Would that the last part were true. As much as I would like to say that no one wants the U.S. involved in Syria’s conflict except for a knee-jerk hard-liner such as McCain, there is a disturbingly large number of prominent people agitating for the same thing, and they can be found in both parties. There are all of the predictable figures and media outlets demanding intervention (e.g., the WSJ, the Post, etc.), and they have been doing that for two years, but their persistent warmongering has taken the insane idea of a Syrian war from the edges of the debate and made it much more of a real possibility than it ever should have been. Syria interventionists have been steadily gaining new allies over the last few months. Administration policy seems to be inexorably drifting towards more involvement despite their evident reluctance.

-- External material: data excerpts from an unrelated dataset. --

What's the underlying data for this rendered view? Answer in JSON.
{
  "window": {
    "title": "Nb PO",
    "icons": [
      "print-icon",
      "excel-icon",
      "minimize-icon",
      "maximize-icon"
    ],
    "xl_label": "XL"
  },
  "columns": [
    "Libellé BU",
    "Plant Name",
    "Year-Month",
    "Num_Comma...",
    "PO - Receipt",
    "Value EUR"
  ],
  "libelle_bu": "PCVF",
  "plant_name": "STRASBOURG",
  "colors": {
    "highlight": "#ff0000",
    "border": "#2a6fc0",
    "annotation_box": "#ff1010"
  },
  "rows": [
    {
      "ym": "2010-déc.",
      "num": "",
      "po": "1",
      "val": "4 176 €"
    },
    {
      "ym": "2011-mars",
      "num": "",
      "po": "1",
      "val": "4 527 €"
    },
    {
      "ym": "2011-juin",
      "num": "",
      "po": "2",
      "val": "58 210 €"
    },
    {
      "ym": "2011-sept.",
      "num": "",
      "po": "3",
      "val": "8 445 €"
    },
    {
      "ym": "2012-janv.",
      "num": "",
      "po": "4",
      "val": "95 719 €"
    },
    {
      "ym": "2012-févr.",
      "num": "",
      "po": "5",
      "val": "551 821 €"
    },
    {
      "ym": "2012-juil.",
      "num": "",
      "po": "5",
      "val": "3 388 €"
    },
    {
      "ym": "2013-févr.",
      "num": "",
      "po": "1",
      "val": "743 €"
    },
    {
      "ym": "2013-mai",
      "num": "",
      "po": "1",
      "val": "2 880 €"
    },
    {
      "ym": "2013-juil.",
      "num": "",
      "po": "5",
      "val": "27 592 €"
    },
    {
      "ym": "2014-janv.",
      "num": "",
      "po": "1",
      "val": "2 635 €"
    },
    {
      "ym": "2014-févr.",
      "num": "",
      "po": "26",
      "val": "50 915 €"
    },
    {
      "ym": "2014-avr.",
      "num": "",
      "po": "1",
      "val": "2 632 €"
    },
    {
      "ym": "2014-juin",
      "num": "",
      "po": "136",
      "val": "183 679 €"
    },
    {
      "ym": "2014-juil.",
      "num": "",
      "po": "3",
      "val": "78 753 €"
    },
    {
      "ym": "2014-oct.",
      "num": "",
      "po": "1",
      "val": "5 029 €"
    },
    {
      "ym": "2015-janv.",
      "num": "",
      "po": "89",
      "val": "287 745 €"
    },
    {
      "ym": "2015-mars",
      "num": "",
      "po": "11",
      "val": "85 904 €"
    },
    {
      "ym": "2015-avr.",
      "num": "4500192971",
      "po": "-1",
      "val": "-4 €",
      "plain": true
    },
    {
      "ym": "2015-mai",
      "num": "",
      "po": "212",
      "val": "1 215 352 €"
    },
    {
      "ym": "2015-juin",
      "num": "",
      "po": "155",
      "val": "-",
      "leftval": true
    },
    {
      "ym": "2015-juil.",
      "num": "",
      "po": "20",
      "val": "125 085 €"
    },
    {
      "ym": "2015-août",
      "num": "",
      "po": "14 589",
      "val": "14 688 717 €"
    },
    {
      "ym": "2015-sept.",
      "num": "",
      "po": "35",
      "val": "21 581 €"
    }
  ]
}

The public doesn’t support involvement in Syria’s conflict, and theyneverhave, but as on so many other issues what the public favors has remarkably little effect on the policy debate. There is arguably less public support for intervention in Syria today than there was a year ago, but intervention has gained far more supporters in Washington over that same period. Whatever the world may be learning, Americans are being reminded that their preferences are a hindrance and an annoyance to a large number of people in Washington dedicated to dragging the U.S. into one conflict after another.